Horton invited Lawler to come and view their Hatteras findings, and Lawler began looking into other archaeological work being done, including one being done in the area fifty miles inland, and learned that "there was more to the story than a couple of archaeological digs."  As he became interested in the activities and theories of  "a larger cast of modern characters mirroring the colorful Elizabethans they pursued with such passion," he soon found himself "trying to piece together a bevy of smaller puzzles." 

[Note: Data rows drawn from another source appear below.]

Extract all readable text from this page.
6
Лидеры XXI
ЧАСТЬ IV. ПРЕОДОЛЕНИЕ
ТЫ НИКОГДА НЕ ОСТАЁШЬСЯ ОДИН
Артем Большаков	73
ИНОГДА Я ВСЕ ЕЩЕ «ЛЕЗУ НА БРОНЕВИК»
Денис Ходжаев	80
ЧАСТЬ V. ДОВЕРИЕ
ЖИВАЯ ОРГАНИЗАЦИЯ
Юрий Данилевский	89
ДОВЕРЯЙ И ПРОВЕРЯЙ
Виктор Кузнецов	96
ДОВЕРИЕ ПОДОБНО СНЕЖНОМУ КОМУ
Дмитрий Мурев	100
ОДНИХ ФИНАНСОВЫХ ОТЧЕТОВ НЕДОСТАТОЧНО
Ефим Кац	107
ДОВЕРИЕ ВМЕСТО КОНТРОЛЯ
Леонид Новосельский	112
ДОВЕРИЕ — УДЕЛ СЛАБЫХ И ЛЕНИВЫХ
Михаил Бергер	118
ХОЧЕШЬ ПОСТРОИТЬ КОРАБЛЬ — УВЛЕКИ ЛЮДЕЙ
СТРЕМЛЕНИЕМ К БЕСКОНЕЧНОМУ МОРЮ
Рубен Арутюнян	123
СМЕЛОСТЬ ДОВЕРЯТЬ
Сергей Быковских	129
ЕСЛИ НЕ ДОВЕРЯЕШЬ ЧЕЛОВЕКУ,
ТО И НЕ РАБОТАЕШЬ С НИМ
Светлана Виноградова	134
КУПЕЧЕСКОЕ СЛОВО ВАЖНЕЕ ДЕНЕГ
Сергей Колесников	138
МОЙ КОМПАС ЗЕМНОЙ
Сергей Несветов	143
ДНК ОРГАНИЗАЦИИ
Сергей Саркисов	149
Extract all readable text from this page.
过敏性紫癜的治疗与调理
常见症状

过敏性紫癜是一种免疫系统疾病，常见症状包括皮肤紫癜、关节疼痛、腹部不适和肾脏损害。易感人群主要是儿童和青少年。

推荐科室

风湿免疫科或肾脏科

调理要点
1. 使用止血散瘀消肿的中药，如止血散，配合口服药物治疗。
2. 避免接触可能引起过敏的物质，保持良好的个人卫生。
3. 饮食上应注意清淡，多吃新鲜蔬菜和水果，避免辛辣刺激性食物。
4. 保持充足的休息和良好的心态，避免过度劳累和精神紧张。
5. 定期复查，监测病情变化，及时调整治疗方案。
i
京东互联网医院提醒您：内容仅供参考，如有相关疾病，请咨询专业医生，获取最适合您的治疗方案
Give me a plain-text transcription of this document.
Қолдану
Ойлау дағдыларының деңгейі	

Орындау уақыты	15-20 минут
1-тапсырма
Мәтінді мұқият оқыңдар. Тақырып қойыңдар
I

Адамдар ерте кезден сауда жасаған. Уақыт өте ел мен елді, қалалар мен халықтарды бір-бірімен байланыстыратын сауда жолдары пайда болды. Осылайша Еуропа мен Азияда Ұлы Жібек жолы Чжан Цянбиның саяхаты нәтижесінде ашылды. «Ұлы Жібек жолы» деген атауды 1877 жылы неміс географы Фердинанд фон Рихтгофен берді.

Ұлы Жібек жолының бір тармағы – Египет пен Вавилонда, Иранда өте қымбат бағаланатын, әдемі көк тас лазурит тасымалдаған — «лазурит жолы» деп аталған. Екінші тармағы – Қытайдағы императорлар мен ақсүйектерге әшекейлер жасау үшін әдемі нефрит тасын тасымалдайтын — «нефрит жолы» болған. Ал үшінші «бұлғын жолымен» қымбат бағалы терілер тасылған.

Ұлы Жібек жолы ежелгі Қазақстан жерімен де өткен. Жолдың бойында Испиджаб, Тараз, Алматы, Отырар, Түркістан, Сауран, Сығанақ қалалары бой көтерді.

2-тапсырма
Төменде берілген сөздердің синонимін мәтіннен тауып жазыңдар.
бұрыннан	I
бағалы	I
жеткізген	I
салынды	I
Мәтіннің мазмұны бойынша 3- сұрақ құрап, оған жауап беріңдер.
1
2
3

It is from this point that the book launches into the history and the people "central to the Roanoke missions," followed by an examination of different "clues" both archival and archaeological, including the famous "Dare Stones" and other so-called evidence.  And speaking of the Dare Stones,  the author looks into why the story of Virginia Dare continues to hold such a fascination; he makes some compelling observations about  the role this iconic figure and the Roanoke colonists came to play in an America that saw a number of upheavals including slave rebellions and Native Americans being forcibly moved out west.   He reveals how the figure of Virginia Dare has evolved at different times in our history, going for example, from an icon of racial purity to a symbol of "amends for the wrongs done by generations of whites against Indians."    Finally, he comes across another "secret token waiting to be read," as he explores the matter of descendants of these original colonists, whom he says, were not really "lost," until in the nineteenth century when the Roanoke colony became the subject of a romantic fictional story, with little Virginia Dare at its center. 

 At one point I had to laugh when the author describes how his work had gone "beyond professional diligence and into very obsession" that he'd seen in others.  There are several mysteries to be solved here, but as far as he's concerned, the "lost" colonists were like anyone else who in the same situation would have taken steps to insure their own survival -- it's much  more likely that they did the obvious and assimilated themselves into the nearby Native American tribes.  But, as he says,
"The real power exerted by the lost Colonists was not in archives or archaeological trenches but in the stories they spawned,"
so there will continue to be people who, despite the common-sense answer of assimilation, will continue to spin their own ideas or who will further the myths behind one of the most intriguing mysteries in our history. 

Bottom line: it's fascinating stuff and Lawler is the  right person to put it all together. Very highly recommended.